Sąd wydał już pierwsze wyroki w tej sprawie, ale tylko wobec tych oskarżonych, którzy dobrowolnie poddali się karze. Byli wśród nich m.in. Dariusz Wdowczyk i Andrzej Woźniak, trenerzy Korony w tamtym sezonie.
Dziś ruszy proces 15 osób, które do winy się nie przyznają, m.in. piłkarza Hermesa S.N. oraz Jerzego E. juniora, syna byłego selekcjonera. Ale głównym oskarżonym będzie Andrzej B. Kiedyś trener, menedżer, dusza towarzystwa w futbolowym światku Mazowsza. Miał tak dobrą opinię jako trener, że był asystentem Macieja Skorży najpierw w Groclinie Grodzisk Wielkopolski, potem w Wiśle Kraków. Wcześniej pracował m.in. w Legionovii, Hutniku Warszawa, Zniczu Pruszków.

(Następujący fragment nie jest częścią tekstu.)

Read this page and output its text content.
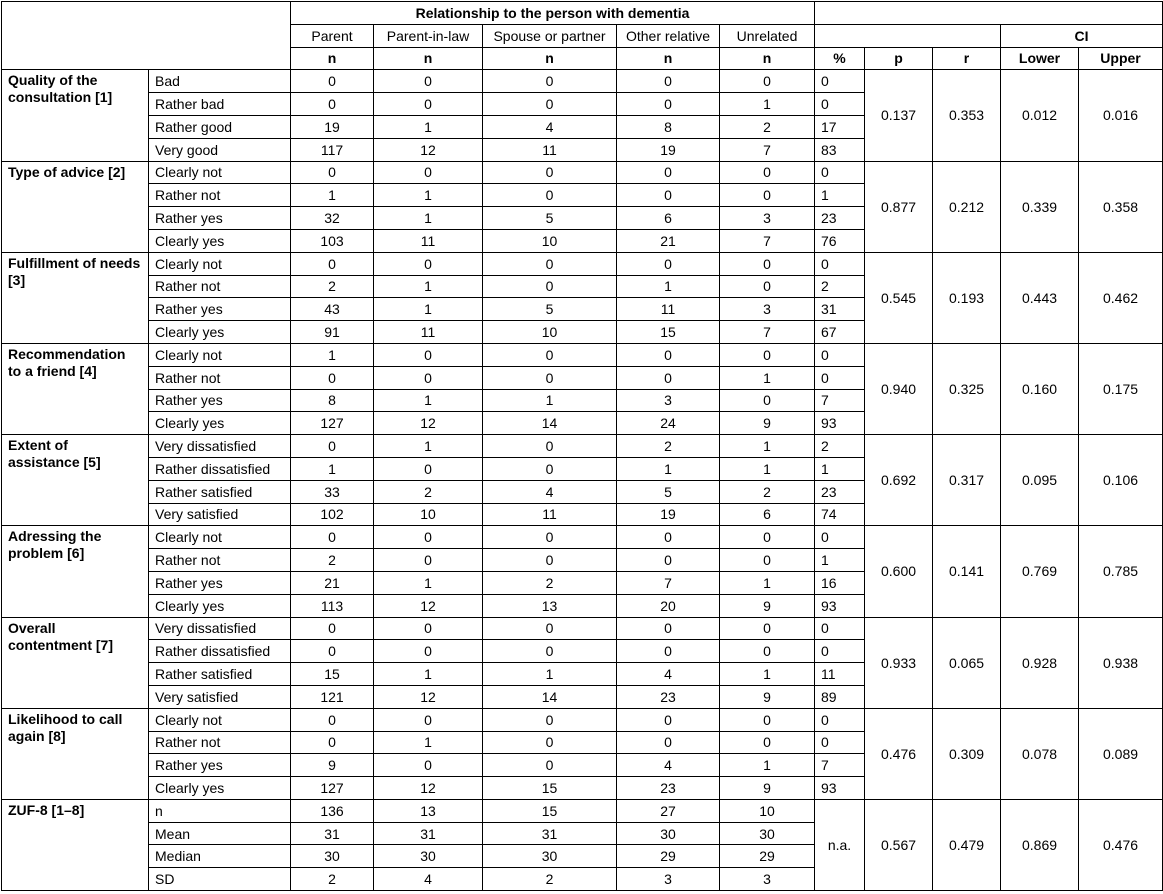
		Relationship to the person with dementia									
		Parent	Parent-in-law	Spouse or partner	Other relative	Unrelated				CI	
		n	n	n	n	n	%	p	r	Lower	Upper
Quality of the consultation [1]	Bad	0	0	0	0	0	0	0.137	0.353	0.012	0.016
	Rather bad	0	0	0	0	1	0				
	Rather good	19	1	4	8	2	17				
	Very good	117	12	11	19	7	83				
Type of advice [2]	Clearly not	0	0	0	0	0	0	0.877	0.212	0.339	0.358
	Rather not	1	1	0	0	0	1				
	Rather yes	32	1	5	6	3	23				
	Clearly yes	103	11	10	21	7	76				
Fulfillment of needs [3]	Clearly not	0	0	0	0	0	0	0.545	0.193	0.443	0.462
	Rather not	2	1	0	1	0	2				
	Rather yes	43	1	5	11	3	31				
	Clearly yes	91	11	10	15	7	67				
Recommendation to a friend [4]	Clearly not	1	0	0	0	0	0	0.940	0.325	0.160	0.175
	Rather not	0	0	0	0	1	0				
	Rather yes	8	1	1	3	0	7				
	Clearly yes	127	12	14	24	9	93				
Extent of assistance [5]	Very dissatisfied	0	1	0	2	1	2	0.692	0.317	0.095	0.106
	Rather dissatisfied	1	0	0	1	1	1				
	Rather satisfied	33	2	4	5	2	23				
	Very satisfied	102	10	11	19	6	74				
Adressing the problem [6]	Clearly not	0	0	0	0	0	0	0.600	0.141	0.769	0.785
	Rather not	2	0	0	0	0	1				
	Rather yes	21	1	2	7	1	16				
	Clearly yes	113	12	13	20	9	93				
Overall contentment [7]	Very dissatisfied	0	0	0	0	0	0	0.933	0.065	0.928	0.938
	Rather dissatisfied	0	0	0	0	0	0				
	Rather satisfied	15	1	1	4	1	11				
	Very satisfied	121	12	14	23	9	89				
Likelihood to call again [8]	Clearly not	0	0	0	0	0	0	0.476	0.309	0.078	0.089
	Rather not	0	1	0	0	0	0				
	Rather yes	9	0	0	4	1	7				
	Clearly yes	127	12	15	23	9	93				
ZUF-8 [1–8]	n	136	13	15	27	10	n.a.	0.567	0.479	0.869	0.476
	Mean	31	31	31	30	30					
	Median	30	30	30	29	29					
	SD	2	4	2	3	3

Dziś B. jest znany przede wszystkim jako korupcyjny pośrednik. To do niego, zdaniem prokuratorów, zwrócili się Wdowczyk i Woźniak, gdy potrzebowali pomocy w przekupywaniu sędziów. B. chętnie służył kontaktami i pomocą. Pomagał nie tylko Koronie, ale i kilku innym klubom. Miał wręczyć sędziom i działaczom łapówki na łączną kwotę 300 tysięcy złotych i obiecywać kolejne – łącznie 100 tys. – w sezonach 2003
– 2006. Czyli również po wybuchu afery korupcyjnej, gdy kolejnych zatrzymanych odwożono już do Wrocławia.
Jest podejrzenie, że wielu łapówek, które dostał do przekazania, B. nigdy nie wręczył, zatrzymywał je dla siebie, a w śledztwie mówił co innego, bo bał się, że zostanie zmuszony do zwrotu pieniędzy.